Elle pousse la porte du bureau, cette porte qu’elle n’a pas franchie depuis des années, depuis que sa mère elle-même avait cessé d’y pénétrer. L’air confiné lui pique le nez, l’odeur de poussière la fait renifler. Le temps suspendu s’accroche aux meubles abandonnés. Une pellicule grise recouvre tout, les livres alignés sur les étagères, leurs dos décolorés par les rayons du soleil, le fauteuil de cuir bordeaux dont le siège porte encore l’empreinte d’un corps qui ne s’y assoit plus.
Contre le mur de gauche, le secrétaire en noyer sombre qu’elle n’a jamais vu ouvert, les bouches closes des petits tiroirs aux poignées de cuivre terni appellent ses doigts curieux. Le bois grince quand elle tire le premier tiroir, puis le second, fouillant parmi les papiers jaunis, les factures anciennes, les lettres aux enveloppes portant de vieux timbres, jusqu’à ce que ses mains rencontrent cette forme rectangulaire, un album relié de cuir noir dont les coins sont usés, éraillés par le temps et les manipulations. Les pages craquent quand elle l’ouvre. Elle touche du bout des doigts les photographies aux bords dentelés, ces images en noir et blanc, parfois sépia, collées sur du papier cartonné épais avec des petits coins triangulaires qui ne tiennent plus très bien.

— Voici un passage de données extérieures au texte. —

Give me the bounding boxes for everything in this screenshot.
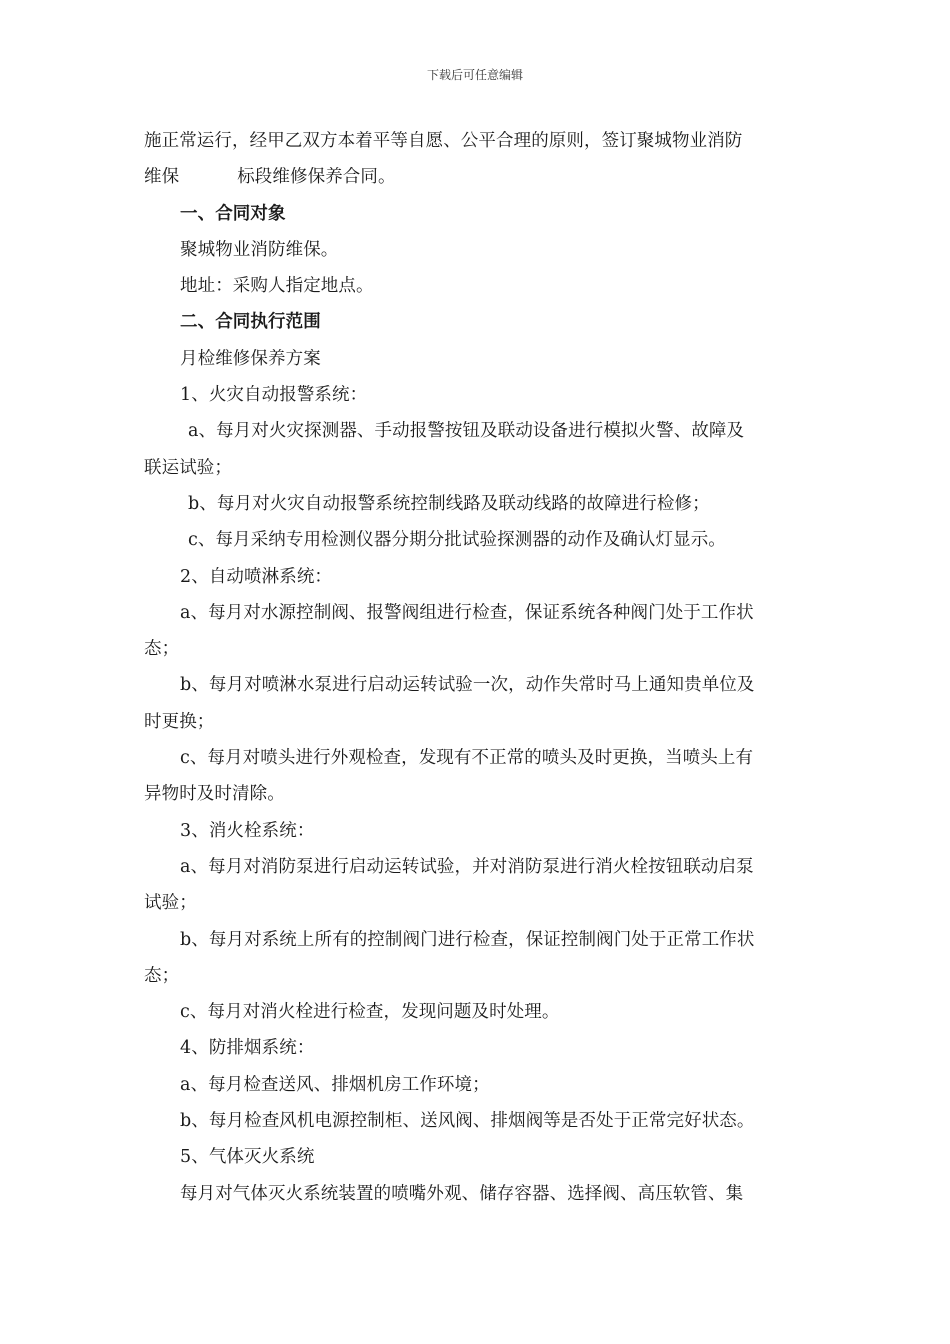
- list-item-line: 态；: [144, 639, 180, 660]
- section-heading: 二、合同执行范围: [180, 312, 321, 333]
- subsection-title: 1、火灾自动报警系统：: [180, 385, 368, 406]
- list-item-line: b、每月对火灾自动报警系统控制线路及联动线路的故障进行检修；: [188, 493, 710, 514]
- paragraph-line: 月检维修保养方案: [180, 348, 321, 369]
- list-item-line: c、每月采纳专用检测仪器分期分批试验探测器的动作及确认灯显示。: [188, 530, 726, 551]
- paragraph-line: 每月对气体灭火系统装置的喷嘴外观、储存容器、选择阀、高压软管、集: [180, 1183, 744, 1204]
- list-item-line: b、每月对系统上所有的控制阀门进行检查，保证控制阀门处于正常工作状: [180, 929, 755, 950]
- list-item-line: a、每月对火灾探测器、手动报警按钮及联动设备进行模拟火警、故障及: [188, 421, 745, 442]
- list-item-line: a、每月对消防泵进行启动运转试验，并对消防泵进行消火栓按钮联动启泵: [180, 856, 754, 877]
- list-item-line: c、每月对消火栓进行检查，发现问题及时处理。: [180, 1002, 560, 1023]
- list-item-line: c、每月对喷头进行外观检查，发现有不正常的喷头及时更换，当喷头上有: [180, 748, 754, 769]
- paragraph-line: 施正常运行，经甲乙双方本着平等自愿、公平合理的原则，签订聚城物业消防: [144, 131, 743, 151]
- text-fragment: 维保: [144, 167, 180, 188]
- list-item-line: a、每月检查送风、排烟机房工作环境；: [180, 1074, 490, 1095]
- paragraph-line: 聚城物业消防维保。: [180, 239, 339, 260]
- subsection-title: 5、气体灭火系统: [180, 1147, 315, 1168]
- list-item-line: b、每月对喷淋水泵进行启动运转试验一次，动作失常时马上通知贵单位及: [180, 675, 755, 696]
- document-body: [144, 123, 808, 1212]
- paragraph-line: [144, 159, 808, 195]
- list-item-line: 时更换；: [144, 711, 215, 732]
- list-item-line: a、每月对水源控制阀、报警阀组进行检查，保证系统各种阀门处于工作状: [180, 602, 754, 623]
- list-item-line: b、每月检查风机电源控制柜、送风阀、排烟阀等是否处于正常完好状态。: [180, 1111, 755, 1132]
- paragraph-line: 地址：采购人指定地点。: [180, 276, 374, 297]
- subsection-title: 2、自动喷淋系统：: [180, 566, 333, 587]
- page-header-note: 下载后可任意编辑: [426, 68, 523, 82]
- list-item-line: 试验；: [144, 893, 197, 914]
- subsection-title: 4、防排烟系统：: [180, 1038, 315, 1059]
- list-item-line: 异物时及时清除。: [144, 784, 285, 805]
- subsection-title: 3、消火栓系统：: [180, 820, 315, 841]
- list-item-line: 态；: [144, 965, 180, 986]
- text-fragment: 标段维修保养合同。: [237, 167, 396, 188]
- list-item-line: 联运试验；: [144, 457, 232, 478]
- section-heading: 一、合同对象: [180, 203, 286, 224]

Les photographies sont soigneusement classées par ordre chronologique, la première photographie montre un groupe de jeunes gens sur une plage. Plus loin sur une autre photographie, elle reconnaît à peine la jeune femme au centre d’un groupe d’amis, tant elle est différente de l’image qu’elle garde de sa mère. Cette jeune femme au sourire éclatant tient la main d’un homme brun aux épaules carrées, un homme qu’elle ne connaît pas, qu’elle n’a jamais vu, un homme qui n’est pas son père. Derrière eux l’océan étale ses vagues figées dans l’instant.
Elle tourne la page et découvre une autre photographie, prise dans un café sans doute, où sa mère est assise à une table ronde, une tasse à la main, face au même inconnu qui fume une cigarette. Sur la table des journaux dépliés, une bouteille de vin à demi vide. En arrière-plan d’autres tables occupées par des silhouettes floues, et sur le mur du fond une affiche dont on ne distingue que quelques lettres, la lumière tamisée donne à la scène une atmosphère feutrée.
Plus loin dans l’album, une photographie de mariage, mais pas celui de ses parents qu’elle connaît par cœur, non un autre mariage où sa mère figure parmi les invités, toujours avec cet homme, tous deux heureux et élégants, lui en costume sombre et cravate claire, elle en robe à fleurs. Au centre du groupe, les mariés qu’elle ne reconnaît pas non plus, une jeune femme en robe blanche longue, un homme aux cheveux gominés. Tous ces visages inconnus appartiennent à une époque révolue, à un monde disparu où sa mère avait une autre vie.
Une photographie la trouble particulièrement, celle où sa mère, encore jeune, mais un peu plus âgée que sur les précédentes, tient dans ses bras un bébé qu’elle ne reconnaît pas, un bébé aux yeux clairs, aux cheveux bouclés. À côté, d’elle toujours cet homme qui enlace sa mère avec une tendresse évidente. Derrière eux un jardin avec des arbres fruitiers, dans le fond une maison basse aux volets peints, et cette expression sur le visage de sa mère, cette expression de bonheur paisible qu’elle ne lui a jamais connue.
D’autres photographies suivent, des instantanés de vacances, de promenades, de déjeuners sur l’herbe, toujours avec cet homme, et toujours sa mère rajeunie, transformée. Une inconnue presque, une femme très différente de la mère distante qu’elle a connue.
Soudain, il n’y a plus de photographies, les pages de l’album sont vides. Il ne reste que quelques traces de colle. Elle referme l’album les mains tremblantes, et reste debout dans le bureau où elle n’entrait plus, la tête pleine de questions à jamais sans réponse.